A thin horizontal disc of radius $R=10cm$ is located within a cylindrical cavity filled with oil whose viscosity $\eta =0.08P$ (figure shown above). The clearance between the disc and the horizontal planes of the cavity is equal to $h=1.0mm$. Find the power developed by the viscous forces acting on the disc when it rotates with the angular velocity $\omega =60rad/s$. The end effects are to be neglected.

Answer 1

When the disc rotates the fluid in contact with, corotates but the fluid in contact with the walls of the cavity does not rotate. A velocity gradient is then set up leading to viscous forces. At a distance $r$ from the axis the linear velocity is $\omega r$ so there is a velocity gradient $\frac{\omega r}{h}$ both in the upper and lower clearance. The corresponding force on the element whose radial width is $dr$ is
$\eta 2\pi rdr\frac{\omega r}{h}$ (from the formular $F=\eta A\frac{dv}{dx}$)

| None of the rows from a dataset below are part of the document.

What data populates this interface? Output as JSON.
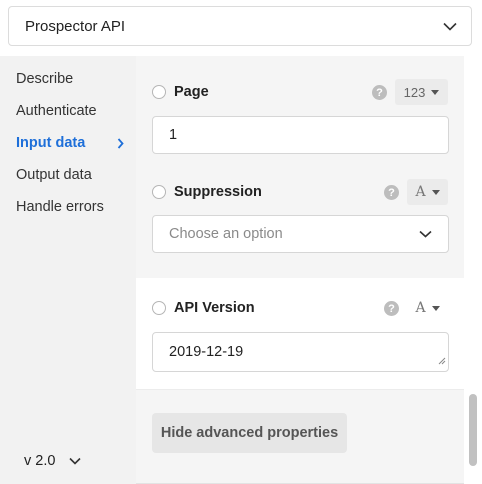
{
  "header": {
    "select_value": "Prospector API",
    "icon": "chevron-down-icon"
  },
  "sidebar": {
    "items": [
      {
        "label": "Describe",
        "active": false
      },
      {
        "label": "Authenticate",
        "active": false
      },
      {
        "label": "Input data",
        "active": true
      },
      {
        "label": "Output data",
        "active": false
      },
      {
        "label": "Handle errors",
        "active": false
      }
    ],
    "version": "v 2.0",
    "accent_color": "#1e6fd9"
  },
  "fields": {
    "page": {
      "label": "Page",
      "type_label": "123",
      "value": "1"
    },
    "suppression": {
      "label": "Suppression",
      "type_label": "A",
      "placeholder": "Choose an option"
    },
    "api_version": {
      "label": "API Version",
      "type_label": "A",
      "value": "2019-12-19"
    }
  },
  "help_glyph": "?",
  "actions": {
    "hide_advanced_label": "Hide advanced properties"
  }
}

The torque due to this force is
$\eta 2\pi rdr\frac{\omega r}{h}r$
and the net torque considering both the upper and lower clearance is
$2{\int }_0^R\eta 2\pi r^{3}dr\frac{\omega }{h}$
$=\pi R^4\omega \eta /h$
So power developed is
$P=\pi R^4{\omega }^2\eta /h=9.05W$ (on putting the values).
(As instructed end effects i.e. rotation of fluid in the clearance $r>R$ has been neglected.)